Das Thema wird immer noch nicht wirklich ernst genommen und nicht systematisch gefördert. Im Klimaschutzprogramm der Bundesregierung wird Rad fahren überhaupt nicht erwähnt und auch auf EU-Ebene ist das noch viel zu wenig in den Köpfen drin. Mit dem Bau von Autobahnen, Brücken, Bahn- und U-Bahnstrecken kann man sich politisch mehr profilieren, aber das ist extrem teuer. So schieben sich Bund und Kommunen den Schwarzen Peter zu.

Verkehrsplanung pro Fahrrad

Wo müsste konkret eingehakt werden?

Zum einen braucht es eine bessere Ausbildung der Verkehrsplaner. Viele Radwege sind schlecht und ihre Benutzung gefährlicher, als auf der Fahrbahn zu fahren. Auch steuerlich, etwa mit der Entfernungspauschale, werden immer noch lange Wege gefördert.

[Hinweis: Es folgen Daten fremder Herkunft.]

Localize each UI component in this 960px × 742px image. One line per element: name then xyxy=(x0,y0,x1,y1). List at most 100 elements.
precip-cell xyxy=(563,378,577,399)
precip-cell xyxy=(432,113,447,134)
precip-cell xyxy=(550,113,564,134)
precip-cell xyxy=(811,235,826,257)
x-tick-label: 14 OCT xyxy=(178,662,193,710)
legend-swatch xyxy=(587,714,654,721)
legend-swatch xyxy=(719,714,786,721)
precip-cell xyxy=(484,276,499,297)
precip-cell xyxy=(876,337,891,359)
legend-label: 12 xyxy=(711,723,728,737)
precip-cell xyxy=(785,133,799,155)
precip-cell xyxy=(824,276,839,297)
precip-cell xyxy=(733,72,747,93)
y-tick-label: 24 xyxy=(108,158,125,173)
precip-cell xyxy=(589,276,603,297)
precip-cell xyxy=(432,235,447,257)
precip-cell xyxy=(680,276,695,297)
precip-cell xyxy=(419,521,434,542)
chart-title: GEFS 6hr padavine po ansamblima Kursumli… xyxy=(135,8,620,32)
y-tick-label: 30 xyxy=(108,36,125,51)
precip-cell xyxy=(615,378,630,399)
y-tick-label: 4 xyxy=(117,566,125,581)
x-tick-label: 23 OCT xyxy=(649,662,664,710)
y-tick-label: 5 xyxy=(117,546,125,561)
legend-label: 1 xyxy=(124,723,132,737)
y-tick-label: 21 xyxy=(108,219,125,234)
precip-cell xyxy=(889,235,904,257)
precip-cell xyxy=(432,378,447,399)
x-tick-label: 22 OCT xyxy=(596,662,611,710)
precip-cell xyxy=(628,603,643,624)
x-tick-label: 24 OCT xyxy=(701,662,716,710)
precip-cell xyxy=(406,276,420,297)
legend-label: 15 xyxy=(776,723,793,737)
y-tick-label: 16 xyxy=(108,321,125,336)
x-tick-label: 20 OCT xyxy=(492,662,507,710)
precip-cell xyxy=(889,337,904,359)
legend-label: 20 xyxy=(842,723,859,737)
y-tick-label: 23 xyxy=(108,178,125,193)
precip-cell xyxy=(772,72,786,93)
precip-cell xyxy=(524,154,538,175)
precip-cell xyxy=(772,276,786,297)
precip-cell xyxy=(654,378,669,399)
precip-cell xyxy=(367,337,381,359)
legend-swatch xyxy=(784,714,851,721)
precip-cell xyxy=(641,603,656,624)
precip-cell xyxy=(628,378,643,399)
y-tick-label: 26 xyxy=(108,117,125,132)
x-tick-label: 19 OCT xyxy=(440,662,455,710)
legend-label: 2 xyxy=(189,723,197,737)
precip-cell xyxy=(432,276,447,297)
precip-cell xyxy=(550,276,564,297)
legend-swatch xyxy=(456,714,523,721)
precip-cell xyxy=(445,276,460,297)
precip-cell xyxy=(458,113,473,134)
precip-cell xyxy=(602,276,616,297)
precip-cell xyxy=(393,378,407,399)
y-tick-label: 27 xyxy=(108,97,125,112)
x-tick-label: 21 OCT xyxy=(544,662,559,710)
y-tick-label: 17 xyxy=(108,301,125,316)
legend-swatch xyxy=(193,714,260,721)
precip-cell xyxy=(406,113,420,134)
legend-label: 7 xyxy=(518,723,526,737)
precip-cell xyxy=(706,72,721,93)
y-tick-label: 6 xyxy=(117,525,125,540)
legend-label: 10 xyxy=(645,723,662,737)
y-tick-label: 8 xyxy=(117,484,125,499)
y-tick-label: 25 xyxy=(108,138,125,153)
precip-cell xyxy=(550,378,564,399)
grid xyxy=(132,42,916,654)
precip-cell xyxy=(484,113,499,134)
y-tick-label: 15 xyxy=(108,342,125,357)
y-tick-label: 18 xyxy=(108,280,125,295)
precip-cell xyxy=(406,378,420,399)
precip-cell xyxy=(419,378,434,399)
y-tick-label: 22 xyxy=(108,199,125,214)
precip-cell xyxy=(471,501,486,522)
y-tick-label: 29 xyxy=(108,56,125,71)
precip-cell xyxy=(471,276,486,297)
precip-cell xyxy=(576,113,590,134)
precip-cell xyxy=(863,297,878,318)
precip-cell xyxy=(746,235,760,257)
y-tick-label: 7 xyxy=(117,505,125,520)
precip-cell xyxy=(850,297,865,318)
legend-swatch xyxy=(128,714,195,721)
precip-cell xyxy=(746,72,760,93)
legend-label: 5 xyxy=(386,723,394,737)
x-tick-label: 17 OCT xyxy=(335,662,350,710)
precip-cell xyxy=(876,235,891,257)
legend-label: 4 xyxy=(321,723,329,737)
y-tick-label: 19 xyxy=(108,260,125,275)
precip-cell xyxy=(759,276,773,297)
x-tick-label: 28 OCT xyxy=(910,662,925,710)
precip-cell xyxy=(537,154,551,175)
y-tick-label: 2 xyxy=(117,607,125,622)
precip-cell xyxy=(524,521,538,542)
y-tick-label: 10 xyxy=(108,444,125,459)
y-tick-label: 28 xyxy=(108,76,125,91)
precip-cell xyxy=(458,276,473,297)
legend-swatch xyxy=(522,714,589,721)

Öffentlichkeitsarbeit notwendig

Bräuchte es nicht außerdem Öffentlichkeitsarbeit?

Genau. Die besten Radwege nützen nichts, wenn es vielerorts immer noch als unschick gilt, Rad zu fahren. Aber auch eine Imagekampagne bringt nichts, wenn die Radwege schlecht sind. Fahrrad fahren beginnt immer im Kopf. Aber dann braucht man eine gute Infrastruktur, Abstellanlagen und eine bessere Verknüpfung von Rad und Bahn, Stichwort Rad-Mitnahme im ICE. Der NRVP ist eine Sammlung vieler schöner Dinge, die man tun könnte, aber es wird nicht gesagt von wem und wann. Insofern gibt es bislang nur marginale Fortschritte.